Confronting Russia ought to be something, as it was during the first cold war, that Republicans and Democrats can agree on. They ought to be fighting over which one has the more effective battle plan, but instead the Democrats are sticking their heads in the sand, betraying their ideals, and behaving just like their despised nemesis George Bush did when Putin first came to power. It's an irony of almost unbelievable proportions, and ought to make any American voter think twice about giving either Clinton or Obama their support.

It's very clear who Russian human rights activists would choose. But will we listen to Lev this time? We report below that the Kremlin, having apparently not faced sufficient resistance the first time it tried the move, has now illegally inducted a second youth opposition leader into the armed forces. If it is not stopped, there will be a third, and soon every single youth activist will have been victimized.

Then the Kremlin will turn its gaze to us.

It's already focusing its evil eye upon Lev himself. Robert Amsterdam reported over the weekend that the Kremlin has launched a criminal investigation against the activist which may be related to Ponomarev's providing data and video about prison mistreatment which was picked up and reported by the Wall Street Journal.

The pattern than began with Galina Starovoitova has now led to Ponomarev's doorstep. Soon, if concerted action isn't taken by the West, there will be nobody left in Russia to speak for civilization.

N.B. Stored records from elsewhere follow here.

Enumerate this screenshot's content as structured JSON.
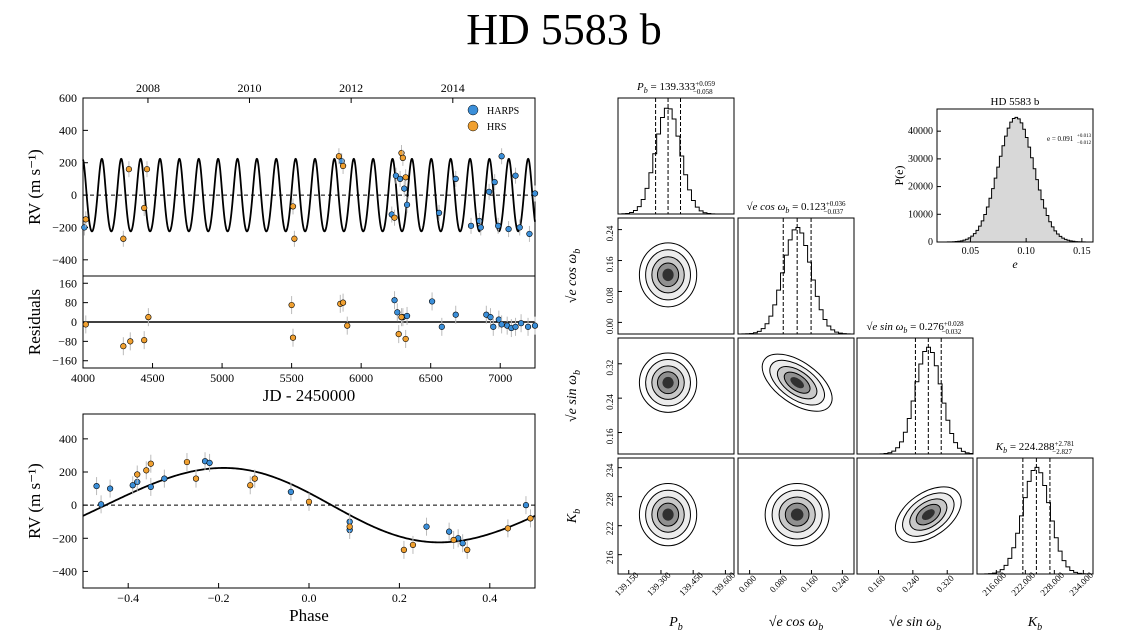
{
  "figure": {
    "title": "HD 5583 b"
  },
  "colors": {
    "harps": "#3b8fd9",
    "hrs": "#f0a030",
    "contour": "#000000",
    "hist_fill": "#d8d8d8"
  },
  "chart_data": [
    {
      "id": "rv_time",
      "type": "scatter",
      "title": "",
      "xlabel": "",
      "ylabel": "RV (m s⁻¹)",
      "xlim": [
        4000,
        7250
      ],
      "ylim": [
        -500,
        600
      ],
      "yticks": [
        -400,
        -200,
        0,
        200,
        400,
        600
      ],
      "top_axis": {
        "label_positions_jd": [
          4467,
          5197,
          5928,
          6659
        ],
        "labels": [
          "2008",
          "2010",
          "2012",
          "2014"
        ]
      },
      "legend": [
        "HARPS",
        "HRS"
      ],
      "legend_placement": "top-right",
      "model": {
        "period": 139.333,
        "amplitude": 224,
        "ecc": 0.091,
        "offset": 0
      },
      "series": [
        {
          "name": "HARPS",
          "x": [
            4010,
            5860,
            6220,
            6250,
            6280,
            6310,
            6330,
            6560,
            6680,
            6790,
            6850,
            6860,
            6920,
            6960,
            6985,
            7010,
            7060,
            7110,
            7140,
            7210,
            7250
          ],
          "y": [
            -200,
            210,
            -120,
            120,
            100,
            40,
            -60,
            -110,
            100,
            -190,
            -160,
            -200,
            20,
            80,
            -190,
            240,
            -210,
            120,
            -200,
            -240,
            10
          ]
        },
        {
          "name": "HRS",
          "x": [
            4020,
            4290,
            4330,
            4440,
            4460,
            5510,
            5520,
            5840,
            5870,
            6240,
            6290,
            6300,
            6320
          ],
          "y": [
            -150,
            -270,
            160,
            -80,
            160,
            -70,
            -270,
            240,
            180,
            -140,
            260,
            230,
            110
          ]
        }
      ]
    },
    {
      "id": "residuals",
      "type": "scatter",
      "xlabel": "JD - 2450000",
      "ylabel": "Residuals",
      "xlim": [
        4000,
        7250
      ],
      "ylim": [
        -190,
        190
      ],
      "yticks": [
        -160,
        -80,
        0,
        80,
        160
      ],
      "ytick_labels": [
        "−160",
        "−80",
        "0",
        "80",
        "160"
      ],
      "xticks": [
        4000,
        4500,
        5000,
        5500,
        6000,
        6500,
        7000
      ],
      "series": [
        {
          "name": "HARPS",
          "x": [
            6240,
            6260,
            6300,
            6330,
            6510,
            6580,
            6680,
            6900,
            6930,
            6950,
            6990,
            7010,
            7050,
            7080,
            7110,
            7150,
            7200,
            7250
          ],
          "y": [
            90,
            40,
            20,
            25,
            85,
            -20,
            30,
            30,
            20,
            -20,
            10,
            -10,
            -15,
            -25,
            -20,
            -5,
            -20,
            -15
          ]
        },
        {
          "name": "HRS",
          "x": [
            4020,
            4290,
            4340,
            4440,
            4470,
            5500,
            5510,
            5850,
            5870,
            5900,
            6270,
            6290,
            6320
          ],
          "y": [
            -10,
            -100,
            -80,
            -75,
            20,
            70,
            -65,
            75,
            80,
            -15,
            -50,
            20,
            -70
          ]
        }
      ]
    },
    {
      "id": "rv_phase",
      "type": "scatter",
      "xlabel": "Phase",
      "ylabel": "RV (m s⁻¹)",
      "xlim": [
        -0.5,
        0.5
      ],
      "ylim": [
        -500,
        550
      ],
      "yticks": [
        -400,
        -200,
        0,
        200,
        400
      ],
      "xticks": [
        -0.4,
        -0.2,
        0.0,
        0.2,
        0.4
      ],
      "xtick_labels": [
        "−0.4",
        "−0.2",
        "0.0",
        "0.2",
        "0.4"
      ],
      "series": [
        {
          "name": "HARPS",
          "x": [
            -0.47,
            -0.46,
            -0.44,
            -0.39,
            -0.38,
            -0.35,
            -0.32,
            -0.23,
            -0.22,
            -0.04,
            0.09,
            0.09,
            0.26,
            0.31,
            0.33,
            0.34,
            0.48
          ],
          "y": [
            115,
            5,
            100,
            120,
            140,
            110,
            160,
            265,
            255,
            80,
            -100,
            -150,
            -130,
            -160,
            -200,
            -230,
            0
          ]
        },
        {
          "name": "HRS",
          "x": [
            -0.38,
            -0.36,
            -0.35,
            -0.27,
            -0.25,
            -0.13,
            -0.12,
            0.0,
            0.09,
            0.21,
            0.23,
            0.32,
            0.35,
            0.44,
            0.49
          ],
          "y": [
            185,
            210,
            250,
            260,
            160,
            120,
            160,
            20,
            -130,
            -270,
            -240,
            -210,
            -270,
            -140,
            -80
          ]
        }
      ],
      "model": {
        "amplitude": 224,
        "phase_peak": -0.2
      }
    },
    {
      "id": "ecc_hist",
      "type": "histogram",
      "title": "HD 5583 b",
      "xlabel": "e",
      "ylabel": "P(e)",
      "xlim": [
        0.02,
        0.16
      ],
      "ylim": [
        0,
        48000
      ],
      "xticks": [
        0.05,
        0.1,
        0.15
      ],
      "xtick_labels": [
        "0.05",
        "0.10",
        "0.15"
      ],
      "yticks": [
        0,
        10000,
        20000,
        30000,
        40000
      ],
      "ytick_labels": [
        "0",
        "10000",
        "20000",
        "30000",
        "40000"
      ],
      "mean": 0.091,
      "sigma": 0.016,
      "peak": 45000,
      "annotation": "e = 0.091",
      "annotation_sup": "+0.013",
      "annotation_sub": "−0.012"
    },
    {
      "id": "corner",
      "type": "corner",
      "params": [
        {
          "name": "Pb",
          "mean": 139.333,
          "sigma": 0.058,
          "range": [
            139.1,
            139.64
          ],
          "ticks": [
            139.15,
            139.3,
            139.45,
            139.6
          ],
          "tick_labels": [
            "139.150",
            "139.300",
            "139.450",
            "139.600"
          ],
          "title_main": "P",
          "title_sub": "b",
          "title_value": " = 139.333",
          "title_up": "+0.059",
          "title_down": "−0.058",
          "axis_label_main": "P",
          "axis_label_sub": "b"
        },
        {
          "name": "sqrt_e_cos_w",
          "mean": 0.123,
          "sigma": 0.036,
          "range": [
            -0.03,
            0.27
          ],
          "ticks": [
            0.0,
            0.08,
            0.16,
            0.24
          ],
          "tick_labels": [
            "0.000",
            "0.080",
            "0.160",
            "0.240"
          ],
          "ylabel_ticks": [
            "0.00",
            "0.08",
            "0.16",
            "0.24"
          ],
          "title_main": "√e cos ω",
          "title_sub": "b",
          "title_value": " = 0.123",
          "title_up": "+0.036",
          "title_down": "−0.037",
          "axis_label_main": "√e cos ω",
          "axis_label_sub": "b"
        },
        {
          "name": "sqrt_e_sin_w",
          "mean": 0.276,
          "sigma": 0.03,
          "range": [
            0.11,
            0.38
          ],
          "ticks": [
            0.16,
            0.24,
            0.32
          ],
          "tick_labels": [
            "0.160",
            "0.240",
            "0.320"
          ],
          "ylabel_ticks": [
            "0.16",
            "0.24",
            "0.32"
          ],
          "title_main": "√e sin ω",
          "title_sub": "b",
          "title_value": " = 0.276",
          "title_up": "+0.028",
          "title_down": "−0.032",
          "axis_label_main": "√e sin ω",
          "axis_label_sub": "b"
        },
        {
          "name": "Kb",
          "mean": 224.288,
          "sigma": 2.8,
          "range": [
            212,
            236
          ],
          "ticks": [
            216,
            222,
            228,
            234
          ],
          "tick_labels": [
            "216.000",
            "222.000",
            "228.000",
            "234.000"
          ],
          "ylabel_ticks": [
            "216",
            "222",
            "228",
            "234"
          ],
          "title_main": "K",
          "title_sub": "b",
          "title_value": " = 224.288",
          "title_up": "+2.781",
          "title_down": "−2.827",
          "axis_label_main": "K",
          "axis_label_sub": "b"
        }
      ],
      "correlations": {
        "2-1": -0.5,
        "3-2": 0.45
      }
    }
  ]
}
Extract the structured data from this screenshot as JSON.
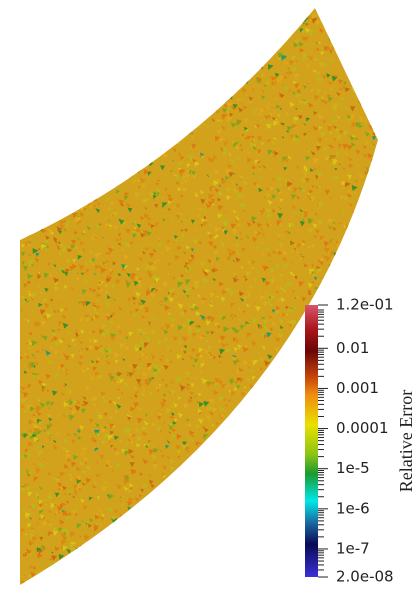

We report below that Ponomarev's video material exposing the outrages of the Russian penal system and published by Robert Amsterdam is now back online after being cited by the Wall Street Journal and then, apparently, victimized by some sort of Kremlin brigadniki action to censor it. Required viewing. Truly, one video is worth a hundred thousand screams.

1 comment:

Anonymous said...

Outside of the one comment H.Clinton made about Putin not having a soul (which my humble opintion says was only for a good sound bite); there are a couple of reasons the left says little or nothing about what is happening in Russia;

1) They don't care.
2) They are leftist anyway, so what's wrong with power concentrated in the government's hands.
3) They are jealous as hell at the power grap Putin has made, and crave for the same domination.
4) They have an elitist mentality which makes them unable to comprehend the shortcomings of Socialism, Communism, and Government intrusion into private lives. They think they will be better, actually they believe they will be perfect.
Hard to condemn actions of one dictator when that is what you intend on working at becoming yourself.